Staatliche Wirtschaftsprogramme werden wieder hoffähig – und damit auch ihr Urheber, der Brite John Maynard KeynesEs geschah auf dem Weltwirtschaftsforum in Davos. Dominique Strauss-Kahn, der Chef des
Internationalen Währungsfonds, schritt zum Rednerpult und leitete die Sensation ein: »Ich glaube nicht, dass wir die Kreditkrise allein mithilfe der Geldpolitik loswerden, wir brauchen den Staat.« Manche Zuhörer wussten nicht, was sie gehört hatten, andere glaubten es nicht. Ausgerechnet der Chef jener Institution, die den Markt vergöttert wie kaum eine andere, erwähnte nun das Wort Staat. Und machte damit eine Theorie hoffähig, deren Anhänger seit 25 Jahren in der Wirtschaftswissenschaft als Außenseiter gelten: den
Keynesianismus.
Hoffähig wird damit auch der britische Mathematiker und Ökonom
John Maynard Keynes (1883-1946), der vor 72 Jahren als Erster mit dem Tabu des alles regelnden Marktes brach. Keynes war immer ein Außenseiter mit eigener Meinung gewesen – und gehörte dennoch immer zur großen Gesellschaft Großbritanniens. Obwohl selbst Mathematiker, war er am Kings College in Cambridge schockiert darüber, dass die Ökonomen immer nur mathematisch dachten und nie sozial. Dann wagte er es, die Effizienz des Marktes infrage zu stellen, kritisierte das Dogma, dass jede Krise in der Marktwirtschaft automatisch zum Aufschwung führt – ohne jeden Eingriff.
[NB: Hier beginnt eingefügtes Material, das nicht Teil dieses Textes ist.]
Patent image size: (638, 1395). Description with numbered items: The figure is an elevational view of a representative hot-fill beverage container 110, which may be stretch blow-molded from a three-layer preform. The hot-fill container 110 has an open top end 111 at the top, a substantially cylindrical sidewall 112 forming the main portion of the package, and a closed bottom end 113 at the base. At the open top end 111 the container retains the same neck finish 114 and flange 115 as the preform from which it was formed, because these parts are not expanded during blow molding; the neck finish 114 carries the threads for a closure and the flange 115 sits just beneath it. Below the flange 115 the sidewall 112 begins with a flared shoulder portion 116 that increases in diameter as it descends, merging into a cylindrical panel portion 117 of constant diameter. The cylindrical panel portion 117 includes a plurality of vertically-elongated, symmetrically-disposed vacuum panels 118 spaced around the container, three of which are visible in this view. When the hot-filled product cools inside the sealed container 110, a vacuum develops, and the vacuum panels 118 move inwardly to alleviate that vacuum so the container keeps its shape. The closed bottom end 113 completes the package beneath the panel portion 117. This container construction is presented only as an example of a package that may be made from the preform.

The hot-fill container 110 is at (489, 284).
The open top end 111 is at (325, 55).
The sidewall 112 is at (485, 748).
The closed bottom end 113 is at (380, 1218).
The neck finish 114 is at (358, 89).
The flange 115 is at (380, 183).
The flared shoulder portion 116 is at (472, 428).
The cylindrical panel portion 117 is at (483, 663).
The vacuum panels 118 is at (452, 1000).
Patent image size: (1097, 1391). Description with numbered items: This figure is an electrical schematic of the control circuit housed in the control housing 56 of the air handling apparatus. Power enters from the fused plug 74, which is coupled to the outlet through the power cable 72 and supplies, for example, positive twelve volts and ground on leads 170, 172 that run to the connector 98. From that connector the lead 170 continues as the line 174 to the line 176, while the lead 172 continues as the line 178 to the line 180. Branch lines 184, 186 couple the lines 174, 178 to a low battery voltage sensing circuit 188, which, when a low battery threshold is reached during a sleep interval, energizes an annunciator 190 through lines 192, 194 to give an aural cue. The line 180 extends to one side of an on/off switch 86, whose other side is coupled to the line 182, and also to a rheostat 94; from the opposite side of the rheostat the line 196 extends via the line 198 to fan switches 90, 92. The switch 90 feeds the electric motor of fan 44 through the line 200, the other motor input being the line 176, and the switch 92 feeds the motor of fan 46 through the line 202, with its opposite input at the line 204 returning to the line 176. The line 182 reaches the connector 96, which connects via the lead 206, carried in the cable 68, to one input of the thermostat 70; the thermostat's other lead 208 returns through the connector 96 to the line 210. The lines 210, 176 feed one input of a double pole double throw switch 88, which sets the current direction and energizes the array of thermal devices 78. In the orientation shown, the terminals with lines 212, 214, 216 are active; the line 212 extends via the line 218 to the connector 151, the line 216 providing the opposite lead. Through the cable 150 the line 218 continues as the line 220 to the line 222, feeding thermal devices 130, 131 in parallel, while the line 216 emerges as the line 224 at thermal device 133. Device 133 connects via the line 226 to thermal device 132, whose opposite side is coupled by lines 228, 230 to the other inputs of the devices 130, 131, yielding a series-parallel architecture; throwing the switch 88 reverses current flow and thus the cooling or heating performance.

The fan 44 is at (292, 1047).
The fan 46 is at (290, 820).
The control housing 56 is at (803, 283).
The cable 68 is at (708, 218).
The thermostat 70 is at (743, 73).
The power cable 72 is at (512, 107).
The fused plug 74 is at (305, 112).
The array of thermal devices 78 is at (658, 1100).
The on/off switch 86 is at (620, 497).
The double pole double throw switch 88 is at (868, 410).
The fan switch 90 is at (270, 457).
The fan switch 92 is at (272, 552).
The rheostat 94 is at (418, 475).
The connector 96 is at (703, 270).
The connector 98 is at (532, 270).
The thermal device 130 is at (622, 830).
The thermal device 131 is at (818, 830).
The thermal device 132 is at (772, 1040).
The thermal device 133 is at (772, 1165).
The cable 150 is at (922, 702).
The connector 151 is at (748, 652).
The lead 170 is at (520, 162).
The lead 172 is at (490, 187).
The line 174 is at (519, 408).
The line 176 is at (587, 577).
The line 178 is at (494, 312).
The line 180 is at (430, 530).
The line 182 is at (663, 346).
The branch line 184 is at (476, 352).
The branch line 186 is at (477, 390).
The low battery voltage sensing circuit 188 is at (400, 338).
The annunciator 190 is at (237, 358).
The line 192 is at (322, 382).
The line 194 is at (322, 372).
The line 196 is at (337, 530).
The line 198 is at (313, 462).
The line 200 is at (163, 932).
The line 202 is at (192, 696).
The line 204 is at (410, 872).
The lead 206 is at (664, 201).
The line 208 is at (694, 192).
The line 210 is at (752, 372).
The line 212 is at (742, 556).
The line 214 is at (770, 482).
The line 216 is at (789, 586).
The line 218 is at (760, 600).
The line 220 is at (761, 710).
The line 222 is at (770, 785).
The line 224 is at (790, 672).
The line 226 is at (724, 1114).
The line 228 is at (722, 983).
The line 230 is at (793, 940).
Aus dieser Kritik heraus entwickelte er seine Wirtschaftstheorie, die er 1936 in seinem Hauptwerk »Allgemeine Theorie der Beschäftigung, des Zinses und des Geldes« veröffentlichte. Seine wichtigste These: Da konjunkturelle Arbeitslosigkeit vor allem durch einen Mangel an Nachfrage verursacht wird, muss der Staat auf Krisen mit Maßnahmen zur, Steigerung der Nachfrage reagieren – auch wenn er dazu Kredite aufnehmen muss.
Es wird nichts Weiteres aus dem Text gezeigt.